Five operators of a student loan debt relief scam have agreed to settle Federal Trade Commission charges that they bilked millions from consumers by falsely claiming to enroll consumers in loan forgiveness programs, costing up to $1,000 in illegal upfront fees.

The settlements are with the following individual defendants and their companies:

  • Benjamin Naderi, Alliance Document Preparation
  • Shawn Gabbaie, SBB Holdings
  • Avinidav Rubeni, United Legal Center
  • Ramiar Reuveni, Grads Doc Prep
  • Farzan Azinkhan
  • Michael Ratliff

The commission obtained default judgments against two more corporate defendants, Elite Doc Prep and Elite Consulting Service.

FTC’s lawsuit

The FTC alleged in its lawsuit that the defendants deceptively telemarketed their document preparation service by misrepresenting an affiliation with the U.S. Department of Education or consumers’ loan servicers. In addition, the defendants required consumers to pay an up-front fee so they would supposedly receive reduced monthly payments or get their student loans forgiven.

The defendants used deceptive advertisements on Facebook and other social media that touted their ability to qualify consumers in loan forgiveness programs when only the department can do it.

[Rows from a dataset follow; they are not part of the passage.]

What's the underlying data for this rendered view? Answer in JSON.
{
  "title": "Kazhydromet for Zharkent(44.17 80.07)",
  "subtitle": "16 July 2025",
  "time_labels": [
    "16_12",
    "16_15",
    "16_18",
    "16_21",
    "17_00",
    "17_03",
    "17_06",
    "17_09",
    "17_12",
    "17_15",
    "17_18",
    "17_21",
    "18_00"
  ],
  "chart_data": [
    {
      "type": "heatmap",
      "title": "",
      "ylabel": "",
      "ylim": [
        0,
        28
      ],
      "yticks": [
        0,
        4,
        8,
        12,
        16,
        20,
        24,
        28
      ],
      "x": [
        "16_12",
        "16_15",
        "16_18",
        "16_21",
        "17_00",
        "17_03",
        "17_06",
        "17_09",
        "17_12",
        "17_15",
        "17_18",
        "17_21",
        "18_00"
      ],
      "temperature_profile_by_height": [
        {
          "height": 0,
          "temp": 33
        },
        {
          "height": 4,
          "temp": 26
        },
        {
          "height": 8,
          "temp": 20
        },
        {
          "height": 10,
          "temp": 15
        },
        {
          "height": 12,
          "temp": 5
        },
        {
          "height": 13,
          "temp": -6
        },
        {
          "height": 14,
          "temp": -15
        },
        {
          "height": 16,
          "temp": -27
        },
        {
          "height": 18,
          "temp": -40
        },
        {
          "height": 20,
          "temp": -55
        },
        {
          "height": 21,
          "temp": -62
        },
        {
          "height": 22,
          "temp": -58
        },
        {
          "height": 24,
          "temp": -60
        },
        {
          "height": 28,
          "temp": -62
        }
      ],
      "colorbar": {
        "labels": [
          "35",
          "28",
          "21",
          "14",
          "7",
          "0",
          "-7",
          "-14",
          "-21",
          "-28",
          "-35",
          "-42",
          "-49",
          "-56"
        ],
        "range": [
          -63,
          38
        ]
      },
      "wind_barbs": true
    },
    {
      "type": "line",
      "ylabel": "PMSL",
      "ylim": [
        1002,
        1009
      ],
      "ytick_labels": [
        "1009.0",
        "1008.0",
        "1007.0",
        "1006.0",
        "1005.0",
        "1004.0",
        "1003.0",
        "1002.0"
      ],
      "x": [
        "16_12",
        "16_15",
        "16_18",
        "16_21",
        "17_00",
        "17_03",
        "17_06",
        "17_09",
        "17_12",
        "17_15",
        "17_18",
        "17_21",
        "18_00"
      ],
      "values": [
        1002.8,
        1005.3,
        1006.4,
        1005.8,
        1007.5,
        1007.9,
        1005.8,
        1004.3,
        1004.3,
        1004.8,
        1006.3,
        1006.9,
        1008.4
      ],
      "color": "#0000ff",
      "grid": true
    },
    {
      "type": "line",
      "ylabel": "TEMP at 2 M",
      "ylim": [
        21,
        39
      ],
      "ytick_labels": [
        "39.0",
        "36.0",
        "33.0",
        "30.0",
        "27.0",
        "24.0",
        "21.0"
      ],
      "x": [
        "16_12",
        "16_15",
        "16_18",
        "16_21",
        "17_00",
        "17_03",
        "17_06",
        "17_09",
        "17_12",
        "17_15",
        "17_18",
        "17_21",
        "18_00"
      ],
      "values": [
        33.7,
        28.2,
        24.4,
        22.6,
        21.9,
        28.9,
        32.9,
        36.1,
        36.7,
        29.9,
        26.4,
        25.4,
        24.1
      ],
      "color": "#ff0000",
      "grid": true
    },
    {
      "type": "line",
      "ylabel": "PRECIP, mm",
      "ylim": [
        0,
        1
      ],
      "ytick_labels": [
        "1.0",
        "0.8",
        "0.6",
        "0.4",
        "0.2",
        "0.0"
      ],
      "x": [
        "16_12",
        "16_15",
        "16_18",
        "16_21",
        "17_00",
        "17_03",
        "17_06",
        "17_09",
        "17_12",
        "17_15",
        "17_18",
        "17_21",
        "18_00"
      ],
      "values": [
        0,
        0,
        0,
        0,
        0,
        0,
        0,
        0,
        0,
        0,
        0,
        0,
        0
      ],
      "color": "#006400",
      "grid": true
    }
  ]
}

Conditions of the settlement

Under the settlement orders, the defendants are banned from engaging in any type of debt relief or financial activities.

The proposed and final orders include more than $19 million in judgments, which are partially suspended due to the defendants’ inability to pay. The defendants’ unsuspended payments are more than $5 million, which will be used to return money to consumers.

How to avoid student loan debt relief scams

To avoid fraud, see the FTC’s ftc.gov/StudentLoans.

Consumers should remember that only scammers promise fast loan forgiveness and that scammers often pretend to be affiliated with the government. In addition, consumers should never pay an upfront fee for help, and shouldn’t share their FSA ID — a username and password used to log in to the department websites — with anyone.

Consumers can apply for loan deferments, repayment, and forgiveness or discharge programs through the department or their loan servicer at no cost; these programs don’t require the assistance of a third-party company or payment of application fees. For federal student loan repayment options, visit StudentAid.gov/repay. For private student loans, contact the loan servicer.